If you know your times in terms of encountering each other, loving each other, you can also have the capacity to ask for your times in order to evaluate reality around you, in order to think or work or have expectations about the future. So I do believe that we need to use these apps in our own way.
I know it’s not easy, and the technologies are changing, and the apps are changing their design all the time, so we are more directed towards that type of superficial fast consumer, but we have always been able to queer structures. So I believe in queering these apps as well and making them the path for making friends, bonds, and political allies instead of making them supermarkets of identities that we can consume.
NICOLE STAWIARSKI: That is so well said. I was curious about the notebook scene, where the writer leaves the notebook out and the photographer reads it. As a writer, would you read somebody else’s writing that they left out, but also, would you ever leave something so personal where somebody could read it without the intention that they might flip through it? I’m just curious, was the photographer correct in the actions she took and her interpretation of what that exchange meant?
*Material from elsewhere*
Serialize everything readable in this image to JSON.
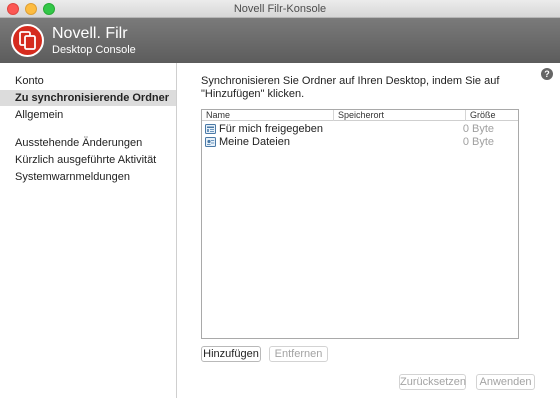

SARA TORRES: I think for me, leaving the reading there, it was an invitation. Very often writer’s paper will not show voluntarily, but still they want them to be read, no? So to me it’s like leaving a piece of intimacy exposed for the other to find it, but at the same time, as a reader, I will be very scared of reading intimacy of the other. I think I’m curious, so I know if my guilt could really separate me from opening a book, and just like read it or a diary or whatever, I think I will maybe fall into the temptation of reading it, but at the same time, I know that it’s not a good idea.
I believe in, in mystery, in the need for certain part of mystery. I believe in protecting the other from our secrets. There is one part of intimacy and desire that cannot even be told, because it’s obscure even for ourselves. We don’t know everything about our own desire, so it’s a little bit cruel to share information as something that could appear as objective if it is obscure even for ourselves.